Jonathan Nolan e Lisa Joy foram felizes ao conseguir produzir e escrever Westworld. Com um elenco maravilhoso, a série trouxe a mesma excitação para criar e desvendar teorias. Suas várias linhas do tempo foram magistrais para compreender tudo que acontecia dentro do parque, cuja a localização ainda não sabemos.

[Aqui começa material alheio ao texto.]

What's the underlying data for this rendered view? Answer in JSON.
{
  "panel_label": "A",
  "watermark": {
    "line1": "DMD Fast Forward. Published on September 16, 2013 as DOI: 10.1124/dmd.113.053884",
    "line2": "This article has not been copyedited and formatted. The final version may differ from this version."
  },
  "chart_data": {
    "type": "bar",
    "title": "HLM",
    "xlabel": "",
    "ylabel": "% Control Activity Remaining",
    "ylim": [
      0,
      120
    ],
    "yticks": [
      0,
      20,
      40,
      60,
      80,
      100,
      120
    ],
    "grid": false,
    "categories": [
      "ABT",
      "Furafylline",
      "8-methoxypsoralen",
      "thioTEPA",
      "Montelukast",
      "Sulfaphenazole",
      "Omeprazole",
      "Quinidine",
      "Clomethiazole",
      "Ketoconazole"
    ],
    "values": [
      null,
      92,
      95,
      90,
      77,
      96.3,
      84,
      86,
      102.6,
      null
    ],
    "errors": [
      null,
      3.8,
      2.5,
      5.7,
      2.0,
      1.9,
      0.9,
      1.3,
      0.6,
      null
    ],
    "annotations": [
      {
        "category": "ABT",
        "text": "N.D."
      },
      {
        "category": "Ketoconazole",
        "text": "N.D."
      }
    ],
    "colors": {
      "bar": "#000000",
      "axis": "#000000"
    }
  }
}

Anthony Hopkins, Jeffrey Wright, Evan Rachel Woods, Ed Harris, Ben Barnes, Thadie Newton, James Marsden, Rodrigo Santoro, Jimmi Simpson e outros que participaram do projeto, foram excepcionais em suas participações. Ao longo dos 10 episódios, percebemos que os personagens progridem de forma natural.

Distribuída em três linhas temporais, entendemos como aqueles anfitriões são criados e como mudaram em 35 anos. As cenas entre Dolores (Woods) e quem pensávamos que era Bernard (Wright) são brilhantes. E o mesmo ocorre nos diálogos entre Bernard e Ford (Hopkins), com diretrizes que não se limitam em um único objetivo. A descoberta que Bernard é uma réplica, com memórias, de Arnold, cocriador do parque com Ford, e que o mesmo é um robô, foram um dos momentos mais incríveis vistos na televisão neste ano.

Entre tantos ótimos personagens, no último episódio percebemos o quanto William (Simpson) mudou ao longo de 30 anos. A sua “transformação” em Homem de Preto (Harris) fez muitos acertarem um teoria que pendurava a nove episódios. Um homem que só queria curtir a despedida de solteiro, se tornou carrancudo e cheio de instintos que não sabíamos que seria capaz.

A história de Maeve (Newton), Hector (Santoro) foi algo que roubou bons momentos do primeiro ano. Ambos souberam aproveitar o tempo de tela e tornaram personagens queridos, com potencial atingido e sobressaído.

Fotografia e trilha sonora impecáveis. Uma abertura que tira o fôlego e músicas tocadas ao piano que extrapolam a nossa imaginação. Tocar Amy Winehouse e Radiohead foram fenomenais, e, ao mesmo tempo, condizentes com o momento.

Westworld só retornará em 2018. Joy e Nolan confirmaram em entrevista ao The Hollywood Reporter, mas eles sabem que é algo extraordinário e que precisa de tempo para ser colocado em prática. Não sabemos o que acontecerá após um episódio final com cenas de violência (que junto com a nudez nunca foram exploradas de forma errônea) difíceis de esquecer e de não teorizar.